In this macro environment, where rising rates make traditional financing routes more onerous, FinTechs may find that high-yield accounts have high-yield payoffs.
The strategy is one that helps Affirm broaden its reach beyond its most visible offerings, the buy now, pay later (BNPL) solutions, and realize additional revenue streams.
In terms of the mechanics, and as detailed in a Thursday (Sept. 1) blog post, the Affirm accounts require no minimums or fees, and they are held by and FDIC insured through the company’s partner bank, Cross River Bank.
For the FinTechs, the move also helps these (and other firms) unlock a relatively cheaper source of capital. Having cheaper capital in hand can in turn boost balance sheet strength and fund operations as deposits reach critical mass.
To put it simply, in banking, deposits help create loans.
Interest income on those loans, where, say, for the BNPL providers, interest on point-of-sale (POS) loans can be in the mid-teens percentage points or more. The difference is meaningful: Paying out a few percentage points on deposits can be more than offset by getting tens of percentage points coming in on loans.

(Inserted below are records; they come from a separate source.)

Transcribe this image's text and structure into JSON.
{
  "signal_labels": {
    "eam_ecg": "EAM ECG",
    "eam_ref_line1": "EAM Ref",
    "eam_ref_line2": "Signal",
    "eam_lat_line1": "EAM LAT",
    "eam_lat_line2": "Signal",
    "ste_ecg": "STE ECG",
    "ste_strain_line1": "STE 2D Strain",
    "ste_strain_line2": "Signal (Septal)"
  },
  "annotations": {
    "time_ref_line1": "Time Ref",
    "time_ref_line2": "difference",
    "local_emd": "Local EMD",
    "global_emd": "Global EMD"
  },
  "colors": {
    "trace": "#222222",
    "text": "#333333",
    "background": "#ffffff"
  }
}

For the more traditional banks (Goldman, for example), having high-yield savings accounts tied to its digital Marcus bank offers a way to cross-pollinate revenue streams as diverse as credit cards and investment products. The net interest margin can help fund those initiatives.
There’s impetus to bring more of the deposit business in-house, so to speak. FinTech lenders are backing more loans with deposits, in part because it is getting harder to find institutional investors. Those investors want higher interest rates paid on loans and are pulling back amid perceptions of increased credit risk.
In another example, LendingClub, which acquired Boston-based Radius Bank last year for $185 million along with its bank charter, is funding more loans with bank deposits.
“If you don’t have the ability to fund your own loans, you’re going to be dependent upon the capital markets and disparate funding,” said LendingClub Chief Financial Officer Tom Casey. “That always becomes challenging for you to predict the price you can sell your loans.”